Rick Strang RN is Emergency Care Improvement Lead at Isle of Wight NHS Trust in England. When not involved in all types of emergency care Rick is usually finding innovative ways to avoid household chores.
Most of us across acute care have been involved in late night bed pressures that call for that dreaded decision to need to move some patients around between wards. Typically we see the only beds available to be surgical ones whilst the demand is for acute medical beds. Moving acute medical patients directly to these outlying beds from the emergency department (ED) may present too much of a risk. Lower acuity patients from acute wards are therefore often sought out to be transferred into these surgical beds thus making way for the more acute ED demand. End of Life (EoL) patients seem particularly at risk of being moved, which can be very distressing for families, friends, the patient and the care teams.
Lucy, our End of Life Care Nurse Facilitator dropped into ED one morning after a particularly difficult night. She had a pretty obvious “enough now” demeanour about her and I could only agree. We knew that most of these moves occur into the night or at weekends. These periods are covered by site managers, bed managers and on-call clinicians rather than the usual ward teams and therefore their knowledge of the patients can be very limited. This will mean that they would need to spend time reading through the notes before making decisions. This is where we thought we may be able to have an impact by flagging clearly those patients whom we should not move. It took us a couple of hours to figure out the Blue Ribbon Patient scheme and we had stickers good to go by the end of that week.
The scheme is not exclusive to EoL patients (although it predominantly affects them and was started particularly for them) and we do use it for very vulnerable and/or complex patients too whose movement to other wards would be a regressive step. It is vitally important that “Blue Ribbon” doesn’t become a label for “going to die”. It just means, for a whole host of reasons, that this patient should not be moved. It’s also very important not to overuse the scheme. Patients must be carefully considered and nominated by a senior nurse or nurse specialist.
Blue Ribbon patients are notified to the Site Manager who keeps a “Blue Ribbon List” with her notes and Blue Ribbon patients are noted and discussed at Bed Meetings, reminding folks that they are not to be moved.

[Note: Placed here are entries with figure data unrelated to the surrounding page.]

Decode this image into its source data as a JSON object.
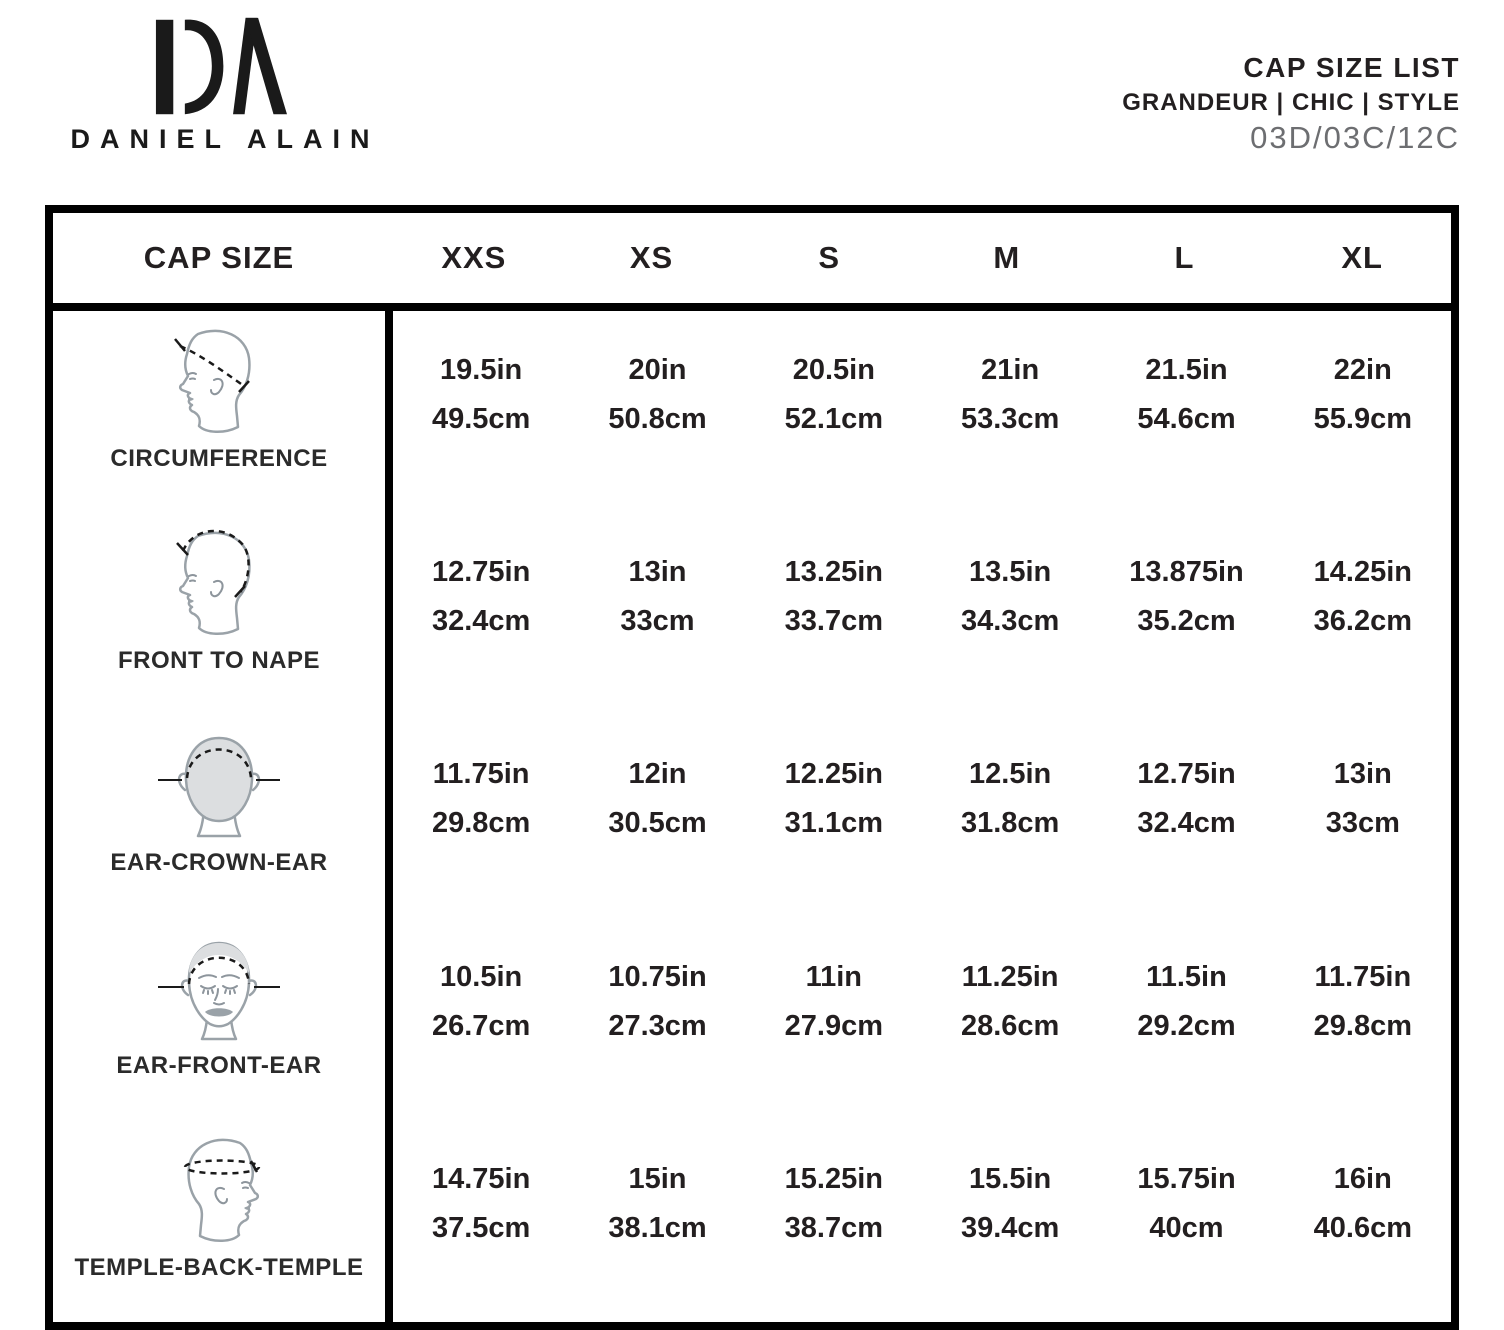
{
  "brand": {
    "monogram": "DA",
    "name": "DANIEL ALAIN"
  },
  "doc_header": {
    "title": "CAP SIZE LIST",
    "subtitle": "GRANDEUR | CHIC | STYLE",
    "code": "03D/03C/12C"
  },
  "colors": {
    "text": "#231f20",
    "muted_gray": "#6d6e71",
    "border_black": "#000000",
    "icon_fill": "#dcdee0",
    "icon_stroke": "#9aa2a8",
    "dash_line": "#1a1a1a"
  },
  "table": {
    "columns": [
      "CAP SIZE",
      "XXS",
      "XS",
      "S",
      "M",
      "L",
      "XL"
    ],
    "rows": [
      {
        "label": "CIRCUMFERENCE",
        "icon": "circumference-head-icon",
        "values": [
          {
            "in": "19.5in",
            "cm": "49.5cm"
          },
          {
            "in": "20in",
            "cm": "50.8cm"
          },
          {
            "in": "20.5in",
            "cm": "52.1cm"
          },
          {
            "in": "21in",
            "cm": "53.3cm"
          },
          {
            "in": "21.5in",
            "cm": "54.6cm"
          },
          {
            "in": "22in",
            "cm": "55.9cm"
          }
        ]
      },
      {
        "label": "FRONT TO NAPE",
        "icon": "front-to-nape-head-icon",
        "values": [
          {
            "in": "12.75in",
            "cm": "32.4cm"
          },
          {
            "in": "13in",
            "cm": "33cm"
          },
          {
            "in": "13.25in",
            "cm": "33.7cm"
          },
          {
            "in": "13.5in",
            "cm": "34.3cm"
          },
          {
            "in": "13.875in",
            "cm": "35.2cm"
          },
          {
            "in": "14.25in",
            "cm": "36.2cm"
          }
        ]
      },
      {
        "label": "EAR-CROWN-EAR",
        "icon": "ear-crown-ear-head-icon",
        "values": [
          {
            "in": "11.75in",
            "cm": "29.8cm"
          },
          {
            "in": "12in",
            "cm": "30.5cm"
          },
          {
            "in": "12.25in",
            "cm": "31.1cm"
          },
          {
            "in": "12.5in",
            "cm": "31.8cm"
          },
          {
            "in": "12.75in",
            "cm": "32.4cm"
          },
          {
            "in": "13in",
            "cm": "33cm"
          }
        ]
      },
      {
        "label": "EAR-FRONT-EAR",
        "icon": "ear-front-ear-head-icon",
        "values": [
          {
            "in": "10.5in",
            "cm": "26.7cm"
          },
          {
            "in": "10.75in",
            "cm": "27.3cm"
          },
          {
            "in": "11in",
            "cm": "27.9cm"
          },
          {
            "in": "11.25in",
            "cm": "28.6cm"
          },
          {
            "in": "11.5in",
            "cm": "29.2cm"
          },
          {
            "in": "11.75in",
            "cm": "29.8cm"
          }
        ]
      },
      {
        "label": "TEMPLE-BACK-TEMPLE",
        "icon": "temple-back-temple-head-icon",
        "values": [
          {
            "in": "14.75in",
            "cm": "37.5cm"
          },
          {
            "in": "15in",
            "cm": "38.1cm"
          },
          {
            "in": "15.25in",
            "cm": "38.7cm"
          },
          {
            "in": "15.5in",
            "cm": "39.4cm"
          },
          {
            "in": "15.75in",
            "cm": "40cm"
          },
          {
            "in": "16in",
            "cm": "40.6cm"
          }
        ]
      }
    ]
  }
}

A key element of the scheme is to ensure that there is VERY senior input into a decision to move the patient. This makes sure we really, really are in last resort territory before a move is made. If there is a requirement to move a Blue Ribbon Patient for a non-clinical reason this must be agreed by the Head of Nursing or by the on-call Director if it is out of hours. Either the Head of Nursing or the On-call Director must then contact the family to explain the reasons for the move and apologise. We’ve deliberately made it a very senior responsibility as we view moving these patients as a very important decision if it has to happen.
All Blue Ribbon patients have the requisite sticker placed on the front of their notes and any care planning documentation. In this way, even clinicians unfamiliar with the patient are reminded that there are extenuating circumstances around this person that means that moving them to another ward is unlikely to be in their best interests.
Prompted by two quite difficult episodes involving the movement of dying patients we implemented this scheme rapidly; a two hour discussion with key teams and stickers back from the printers within 24 hours. That was six weeks ago. Since then not a single EoL patient has been moved despite ongoing bed pressures. We have stopped all non-clinical transfers for dying patients thanks to this scheme. It’s been quite a revelation and folks have really taken to it. It’s not complex or expensive to implement. It seems that sometimes simple just works!